Zunächst ist Abstand zu nehmen von der Vorstellung, Romane müßten stets in Prosa verfaßt sein. Im MA waren sie jedenfalls in Versform präsentiert, denn der erzählerische Vortrag an den Höfen (die Texte wurden wegen der Schreib- und Leseunkundigkeit der meisten Menschen mündlich zu Gehör gebracht) wurde häufig von Musik untermalt.

Weiterhin ist natürlich eine Lektüre der ma Texte in ihrer mittelhochdeutschen Fassung zu empfehlen, in der sich etwa der Beginn des "Erec" so darstellt:

"diz was Erec fil de roi Lac,
der vrümekeit und saelden phlac,
durch den diu rede erhaben ist."

Gegenüber Texten in althochdeutscher Sprache immerhin auch von Laien problemlos lesbar. Doch es gibt auch (erträgliche) Übersetzungen ins Neuhochdeutsche.

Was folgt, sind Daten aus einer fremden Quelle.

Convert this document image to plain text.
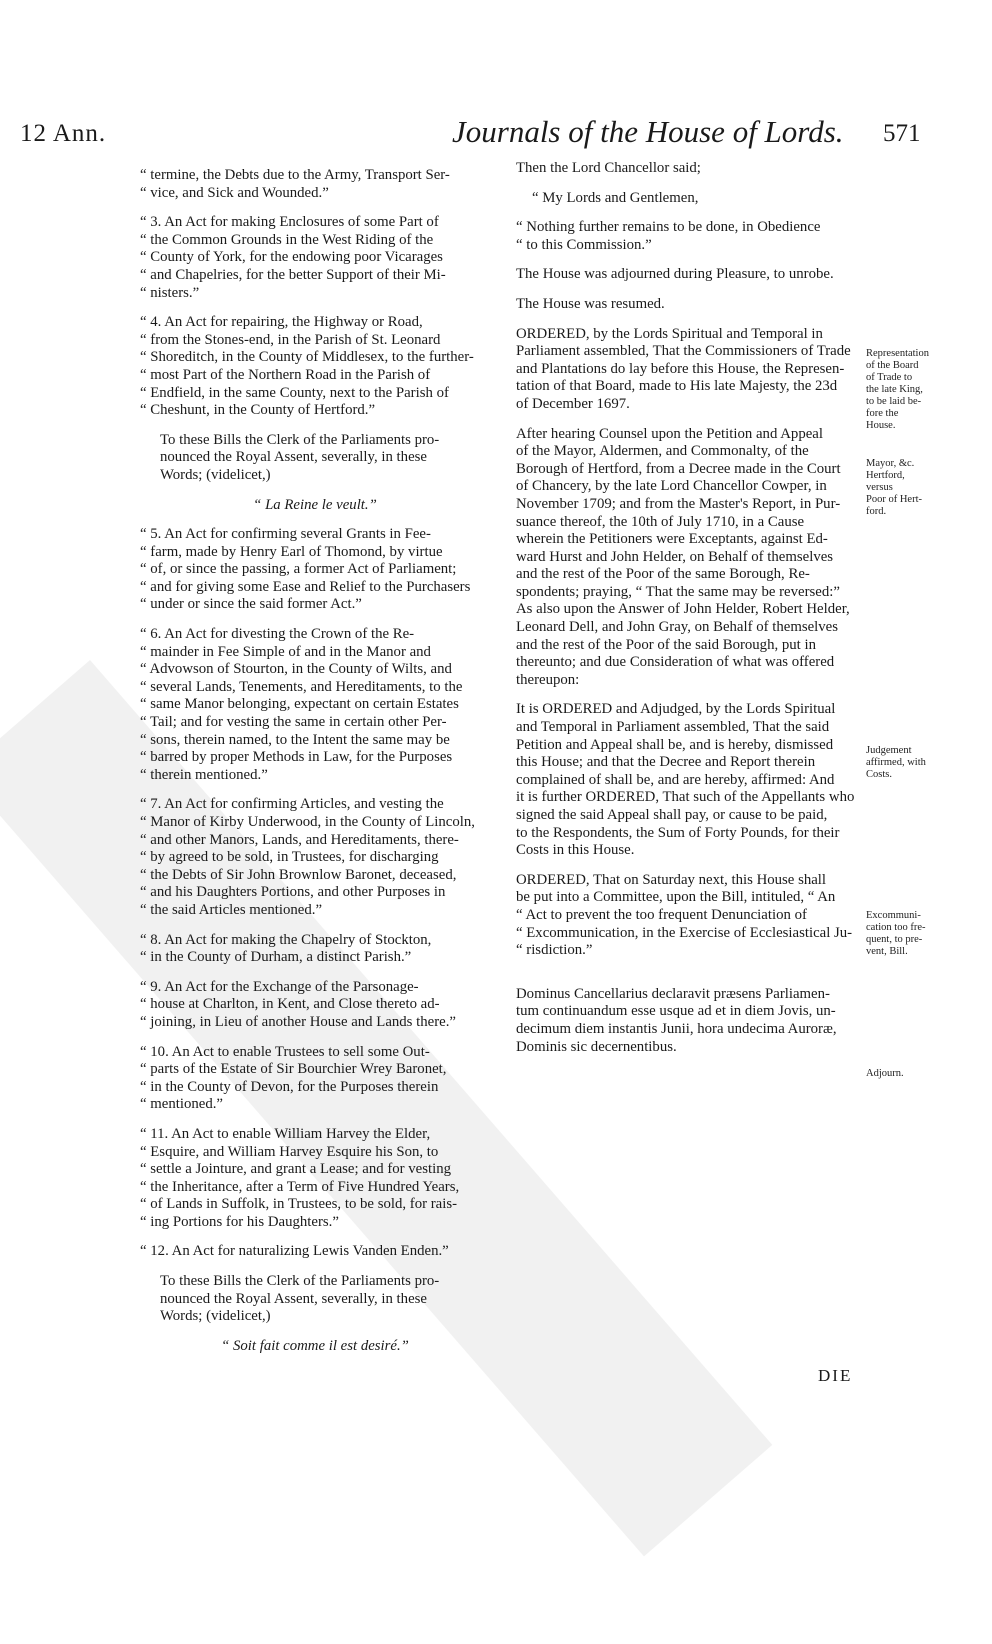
12 Ann.	Journals of the House of Lords. 571

“ termine, the Debts due to the Army, Transport Ser-
“ vice, and Sick and Wounded.”

“ 3. An Act for making Enclosures of some Part of
“ the Common Grounds in the West Riding of the
“ County of York, for the endowing poor Vicarages
“ and Chapelries, for the better Support of their Mi-
“ nisters.”

“ 4. An Act for repairing, the Highway or Road,
“ from the Stones-end, in the Parish of St. Leonard
“ Shoreditch, in the County of Middlesex, to the further-
“ most Part of the Northern Road in the Parish of
“ Endfield, in the same County, next to the Parish of
“ Cheshunt, in the County of Hertford.”

To these Bills the Clerk of the Parliaments pro-
nounced the Royal Assent, severally, in these
Words; (videlicet,)

“ La Reine le veult.”

“ 5. An Act for confirming several Grants in Fee-
“ farm, made by Henry Earl of Thomond, by virtue
“ of, or since the passing, a former Act of Parliament;
“ and for giving some Ease and Relief to the Purchasers
“ under or since the said former Act.”

“ 6. An Act for divesting the Crown of the Re-
“ mainder in Fee Simple of and in the Manor and
“ Advowson of Stourton, in the County of Wilts, and
“ several Lands, Tenements, and Hereditaments, to the
“ same Manor belonging, expectant on certain Estates
“ Tail; and for vesting the same in certain other Per-
“ sons, therein named, to the Intent the same may be
“ barred by proper Methods in Law, for the Purposes
“ therein mentioned.”

“ 7. An Act for confirming Articles, and vesting the
“ Manor of Kirby Underwood, in the County of Lincoln,
“ and other Manors, Lands, and Hereditaments, there-
“ by agreed to be sold, in Trustees, for discharging
“ the Debts of Sir John Brownlow Baronet, deceased,
“ and his Daughters Portions, and other Purposes in
“ the said Articles mentioned.”

“ 8. An Act for making the Chapelry of Stockton,
“ in the County of Durham, a distinct Parish.”

“ 9. An Act for the Exchange of the Parsonage-
“ house at Charlton, in Kent, and Close thereto ad-
“ joining, in Lieu of another House and Lands there.”

“ 10. An Act to enable Trustees to sell some Out-
“ parts of the Estate of Sir Bourchier Wrey Baronet,
“ in the County of Devon, for the Purposes therein
“ mentioned.”

“ 11. An Act to enable William Harvey the Elder,
“ Esquire, and William Harvey Esquire his Son, to
“ settle a Jointure, and grant a Lease; and for vesting
“ the Inheritance, after a Term of Five Hundred Years,
“ of Lands in Suffolk, in Trustees, to be sold, for rais-
“ ing Portions for his Daughters.”

“ 12. An Act for naturalizing Lewis Vanden Enden.”

To these Bills the Clerk of the Parliaments pro-
nounced the Royal Assent, severally, in these
Words; (videlicet,)

“ Soit fait comme il est desiré.”

Then the Lord Chancellor said;

“ My Lords and Gentlemen,

“ Nothing further remains to be done, in Obedience
“ to this Commission.”

The House was adjourned during Pleasure, to unrobe.

The House was resumed.

ORDERED, by the Lords Spiritual and Temporal in
Parliament assembled, That the Commissioners of Trade
and Plantations do lay before this House, the Represen-
tation of that Board, made to His late Majesty, the 23d
of December 1697.

After hearing Counsel upon the Petition and Appeal
of the Mayor, Aldermen, and Commonalty, of the
Borough of Hertford, from a Decree made in the Court
of Chancery, by the late Lord Chancellor Cowper, in
November 1709; and from the Master's Report, in Pur-
suance thereof, the 10th of July 1710, in a Cause
wherein the Petitioners were Exceptants, against Ed-
ward Hurst and John Helder, on Behalf of themselves
and the rest of the Poor of the same Borough, Re-
spondents; praying, “ That the same may be reversed:”
As also upon the Answer of John Helder, Robert Helder,
Leonard Dell, and John Gray, on Behalf of themselves
and the rest of the Poor of the said Borough, put in
thereunto; and due Consideration of what was offered
thereupon:

It is ORDERED and Adjudged, by the Lords Spiritual
and Temporal in Parliament assembled, That the said
Petition and Appeal shall be, and is hereby, dismissed
this House; and that the Decree and Report therein
complained of shall be, and are hereby, affirmed: And
it is further ORDERED, That such of the Appellants who
signed the said Appeal shall pay, or cause to be paid,
to the Respondents, the Sum of Forty Pounds, for their
Costs in this House.

ORDERED, That on Saturday next, this House shall
be put into a Committee, upon the Bill, intituled, “ An
“ Act to prevent the too frequent Denunciation of
“ Excommunication, in the Exercise of Ecclesiastical Ju-
“ risdiction.”

Dominus Cancellarius declaravit præsens Parliamen-
tum continuandum esse usque ad et in diem Jovis, un-
decimum diem instantis Junii, hora undecima Auroræ,
Dominis sic decernentibus.

Representation
of the Board
of Trade to
the late King,
to be laid be-
fore the
House.
Mayor, &c.
Hertford,
versus
Poor of Hert-
ford.
Judgement
affirmed, with
Costs.
Excommuni-
cation too fre-
quent, to pre-
vent, Bill.
Adjourn.
DIE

Der aus bretonischer Tradition von Chrestien de Troyes entlehnte Stoff ist von Hartmann neu geformt und in eine klare Struktur gebracht worden. Grundlegend für die Handlung ist der sog. "doppelte Kursus": Der Held arbeitet sich zunächst zu einem relativen Höhepunkt (in diesem Fall der Heirat mit der von ihm umschwärmten Enite) vor, um daraufhin in eine selbstgefällige, passive und degenerierte Phase einzutreten (sich zu "verligen"), die vor allem durch die Vernachlässigung der standesgemäßen Pflichten gekennzeichnet ist. Am Tiefpunkt muß er wieder ausziehen, um sich und seine Würdigkeit erneut im Bestehen von Abenteuern zu beweisen, was ihm natürlich schließlich gelingt. Also: klare Plotzentrierung des hochhöfischen Romanes. Dreifach gestufte Erprobung des Helden durch Prüfungen mit zunehmendem Schwierigkeitsgrad und schließlich die Erledigung des übermächtigen Endgegners lassen bereits 800 Jahre vor der Zeit das gängige Konzept vieler Computerspiele erkennen.

Aber im Detail liegt hier die Würze: So wird z.B. das Pferd der Enite (die natürlich mit ihrem Gemahl auf die Abenteuerreise geht) in vielfältigen symbolischen Bezügen beschrieben, die en nuce bereits das Ganze des Romanes enthalten und mit Hilfe aus der griechischen Mythologie entliehener Bilder spiegeln.
Die Darstellung in schematischen Typologien (etwa der Enite als Typos des Archetypos der Maria, die wiederum ein Typos des Archetypos der Eva ist) öffnet den Raum für vielfältige Assoziationen, auf deren Hintergrund das Geschehen wie eine archetypische Reise durch verschiedene Entwicklungsstadien menschlichen Lebens erlebt werden kann. Dem Text kommt (in Aristotelischer Tradition) kathartische Funktion zu. Daß der Ausgang natürlich absehbar ist (woran auch Enites Scheintod nicht viel ändert), ist im Kontext ma Romanrezeption irrelevant. Wichtig ist das Nacherleben eines Grundmusters des damals relevanten Verhaltens vor dem Hintergrund des damaligen Erwartungshorizontes.

Nichts an diesem Text ist dem Zufall überlassen. Das Schema ist eng, das Konzept ausgefeilt - dem damaligen Leser nicht spannend im Sinne von: Das hätte ich nicht erwartet. Daß es darauf nicht unbedingt ankommen muß, um dennoch einen interessanten Text zu schreiben, beweist der "Erec".